I served from 1969 – 1992 on 15 Sqn, 66/37 Sqns, 48 Sqn, GDT and HQ 3 Wing. When my medical category changed (Gunner’s Ear), I re-mustered to MT, serving at RAF Coningsby and RAF St Athan. I joined the Association of Warrant Officers and SNCOs in 1983 and am currently on their committee as a Retired Member. I joined the RAF Regiment Association in May 1999 and became Chairman of the Hereford Branch of the Association in 2000, a role I still occupy. I have been actively involved in past Association committees and NEC groups. I enjoy, foster and maintain the RAF Regiment spirit of friendship and comradeship amongst members. I am also a member of the Royal Air Forces Association (Advice/Welfare).
I believe that is my primary duty to bring the concerns of the membership and branches to the forefront and I fully support the RAF Regiment Association National Compliance Committee. I believe that this is the way ahead and I am willing and able to serve for the 3 year term of office. I will do all I can to uphold the ethos and traditions of the RAF Regiment.
I served in the RAF Regiment from 1984 until 1995, serving on 58 Sqn, 3 Sqn, back to 58 Sqn, then finally 34 Sqn. Although ‘on the books’ until 1995, my career ended in October 1993 due to serious injury that resulted in medical discharge – and indeed a whole change of life. Since leaving the Service I have dealt with web design and publishing, working with the press, and utilising technology proactively to achieve desired results. Using current technologies and social media, I have supported my own charity fundraising for Service-related charities to good effect.
I am keen to serve on the NCC so that my experience can be utilised to help bring the RAF Regiment Association up to date, to help membership to flourish, and to help ensure that the expressed wishes of the membership to the NMC are fulfilled. I believe that the Corps deserves an Association befitting its rich history and bright future, and so it will be a pleasure to be able to help in any capacity.
I served in the RAF Regiment for 12 years in both UK and RAF Germany. I served (twice) with 58 Sqn and also with 1 Sqn, I was a CVRT driver and Scorpion gunner and saw service in Northern Ireland. I was also involved in SD 814 duties (special weapons security) at RAF Marham.
When I left the Service I “did the knowledge” and am now a self-employed taxi driver in London.

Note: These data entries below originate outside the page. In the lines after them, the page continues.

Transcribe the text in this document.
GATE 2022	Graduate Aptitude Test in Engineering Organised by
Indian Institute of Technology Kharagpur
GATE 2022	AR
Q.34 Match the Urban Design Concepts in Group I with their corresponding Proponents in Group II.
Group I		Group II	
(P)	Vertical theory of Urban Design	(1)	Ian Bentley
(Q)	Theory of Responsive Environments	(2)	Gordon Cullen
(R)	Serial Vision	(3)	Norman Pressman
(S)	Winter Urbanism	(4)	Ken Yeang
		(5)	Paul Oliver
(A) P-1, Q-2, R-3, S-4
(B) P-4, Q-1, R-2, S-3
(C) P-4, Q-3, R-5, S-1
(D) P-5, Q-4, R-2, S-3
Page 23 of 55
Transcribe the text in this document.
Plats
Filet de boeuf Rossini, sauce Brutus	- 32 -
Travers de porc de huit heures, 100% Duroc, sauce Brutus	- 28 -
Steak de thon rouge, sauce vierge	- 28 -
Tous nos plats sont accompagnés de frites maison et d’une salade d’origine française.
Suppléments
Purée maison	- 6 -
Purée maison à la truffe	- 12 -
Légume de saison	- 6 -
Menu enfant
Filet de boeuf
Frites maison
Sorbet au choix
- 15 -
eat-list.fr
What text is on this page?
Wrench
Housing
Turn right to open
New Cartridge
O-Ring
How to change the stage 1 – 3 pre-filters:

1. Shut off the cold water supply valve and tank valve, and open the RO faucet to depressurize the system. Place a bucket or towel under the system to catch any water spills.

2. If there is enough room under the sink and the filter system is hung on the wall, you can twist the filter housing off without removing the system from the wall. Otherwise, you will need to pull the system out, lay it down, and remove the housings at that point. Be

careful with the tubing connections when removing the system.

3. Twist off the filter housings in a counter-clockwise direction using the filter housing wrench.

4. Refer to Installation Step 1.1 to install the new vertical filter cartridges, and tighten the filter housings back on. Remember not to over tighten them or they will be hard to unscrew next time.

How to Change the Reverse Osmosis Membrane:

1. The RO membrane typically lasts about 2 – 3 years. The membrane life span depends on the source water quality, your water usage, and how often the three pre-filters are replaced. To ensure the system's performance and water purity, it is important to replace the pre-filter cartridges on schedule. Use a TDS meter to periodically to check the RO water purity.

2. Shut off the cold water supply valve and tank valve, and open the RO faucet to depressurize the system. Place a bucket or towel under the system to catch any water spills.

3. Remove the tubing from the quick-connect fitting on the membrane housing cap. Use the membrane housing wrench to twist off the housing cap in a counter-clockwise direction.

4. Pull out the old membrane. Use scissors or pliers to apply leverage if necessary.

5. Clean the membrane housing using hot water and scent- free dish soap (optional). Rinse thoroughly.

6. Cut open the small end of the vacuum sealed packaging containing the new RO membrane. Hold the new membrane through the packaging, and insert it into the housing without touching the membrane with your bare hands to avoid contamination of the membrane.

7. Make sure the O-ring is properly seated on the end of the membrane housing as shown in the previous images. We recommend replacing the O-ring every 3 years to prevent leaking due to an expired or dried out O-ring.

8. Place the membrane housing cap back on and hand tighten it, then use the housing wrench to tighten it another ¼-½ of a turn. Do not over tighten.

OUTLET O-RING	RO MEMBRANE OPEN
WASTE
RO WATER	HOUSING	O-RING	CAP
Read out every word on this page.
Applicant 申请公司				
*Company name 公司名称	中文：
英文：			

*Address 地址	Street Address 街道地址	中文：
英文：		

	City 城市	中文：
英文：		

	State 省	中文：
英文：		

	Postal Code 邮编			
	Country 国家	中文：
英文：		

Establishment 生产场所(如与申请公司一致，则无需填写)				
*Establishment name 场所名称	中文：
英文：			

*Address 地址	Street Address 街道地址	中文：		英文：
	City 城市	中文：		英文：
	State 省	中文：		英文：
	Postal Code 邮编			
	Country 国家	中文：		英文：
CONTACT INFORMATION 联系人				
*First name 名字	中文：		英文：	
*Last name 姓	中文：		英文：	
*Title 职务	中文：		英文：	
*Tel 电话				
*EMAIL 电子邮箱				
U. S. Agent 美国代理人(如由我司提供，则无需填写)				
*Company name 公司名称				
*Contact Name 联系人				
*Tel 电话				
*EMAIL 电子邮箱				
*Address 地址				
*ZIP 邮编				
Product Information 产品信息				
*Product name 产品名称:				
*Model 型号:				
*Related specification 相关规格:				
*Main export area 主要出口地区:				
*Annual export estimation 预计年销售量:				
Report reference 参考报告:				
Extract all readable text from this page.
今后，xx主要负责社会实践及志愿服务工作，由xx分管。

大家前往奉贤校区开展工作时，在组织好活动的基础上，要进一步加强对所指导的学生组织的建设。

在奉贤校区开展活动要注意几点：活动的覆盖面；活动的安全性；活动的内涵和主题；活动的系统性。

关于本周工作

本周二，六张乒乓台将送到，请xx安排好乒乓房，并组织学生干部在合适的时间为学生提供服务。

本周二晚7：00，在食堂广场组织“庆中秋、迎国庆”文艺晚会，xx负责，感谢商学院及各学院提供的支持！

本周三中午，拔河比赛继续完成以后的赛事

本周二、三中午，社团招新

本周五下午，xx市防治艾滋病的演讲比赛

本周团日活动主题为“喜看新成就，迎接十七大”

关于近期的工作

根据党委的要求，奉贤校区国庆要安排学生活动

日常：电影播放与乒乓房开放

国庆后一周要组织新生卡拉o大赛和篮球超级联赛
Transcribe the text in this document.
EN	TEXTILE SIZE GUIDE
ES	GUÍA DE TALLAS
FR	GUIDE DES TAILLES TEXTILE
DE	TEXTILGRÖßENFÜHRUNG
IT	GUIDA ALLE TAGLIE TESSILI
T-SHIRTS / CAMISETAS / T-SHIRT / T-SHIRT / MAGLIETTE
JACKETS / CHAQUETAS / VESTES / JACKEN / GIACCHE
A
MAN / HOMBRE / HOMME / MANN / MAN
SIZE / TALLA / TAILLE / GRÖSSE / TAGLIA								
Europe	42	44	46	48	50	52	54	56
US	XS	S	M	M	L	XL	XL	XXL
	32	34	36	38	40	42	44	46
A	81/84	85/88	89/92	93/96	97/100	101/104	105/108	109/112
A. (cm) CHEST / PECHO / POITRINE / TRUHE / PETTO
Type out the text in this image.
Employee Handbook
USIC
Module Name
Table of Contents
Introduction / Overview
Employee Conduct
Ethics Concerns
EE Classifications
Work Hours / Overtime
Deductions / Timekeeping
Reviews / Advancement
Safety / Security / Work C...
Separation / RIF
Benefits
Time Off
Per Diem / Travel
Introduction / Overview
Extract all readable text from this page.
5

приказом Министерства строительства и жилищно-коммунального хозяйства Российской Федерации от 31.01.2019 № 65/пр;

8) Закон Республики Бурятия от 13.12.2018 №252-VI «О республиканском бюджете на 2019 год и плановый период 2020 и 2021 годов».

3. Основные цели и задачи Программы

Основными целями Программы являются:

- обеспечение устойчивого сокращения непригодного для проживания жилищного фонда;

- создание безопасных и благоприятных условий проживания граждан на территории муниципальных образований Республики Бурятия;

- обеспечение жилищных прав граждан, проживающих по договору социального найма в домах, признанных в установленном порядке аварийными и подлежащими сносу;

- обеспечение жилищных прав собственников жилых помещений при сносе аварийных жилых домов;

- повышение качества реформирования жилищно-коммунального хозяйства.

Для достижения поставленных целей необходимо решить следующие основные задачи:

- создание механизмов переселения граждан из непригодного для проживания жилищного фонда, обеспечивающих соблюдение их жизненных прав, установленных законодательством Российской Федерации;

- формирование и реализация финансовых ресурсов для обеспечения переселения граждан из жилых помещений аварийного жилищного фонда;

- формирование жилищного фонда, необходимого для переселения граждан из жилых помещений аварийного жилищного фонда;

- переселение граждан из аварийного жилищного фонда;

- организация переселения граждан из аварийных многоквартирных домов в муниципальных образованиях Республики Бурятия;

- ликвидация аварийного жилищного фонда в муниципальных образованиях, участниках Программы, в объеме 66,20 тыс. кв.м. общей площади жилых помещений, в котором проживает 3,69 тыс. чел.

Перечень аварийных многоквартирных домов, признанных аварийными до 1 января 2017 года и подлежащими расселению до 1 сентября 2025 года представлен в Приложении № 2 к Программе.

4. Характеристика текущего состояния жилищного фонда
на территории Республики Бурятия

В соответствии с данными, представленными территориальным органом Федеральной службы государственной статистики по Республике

For the last year I have been working as a volunteer with the RAF Regiment Museum team – contributing at least 2 days a week to work in the place.
I want to see more of my generation involved in the RAF Regiment Association as a means of maintaining the spirit of the Corps and connecting with the lads still in. I believe that, to do that, we need to be more open and transparent and to communicate more – and we need to listen more. Most of all we need to move forward and get over some of the attitudes that are putting off people from my generation from joining. I hope to be able help to do this through the NCC.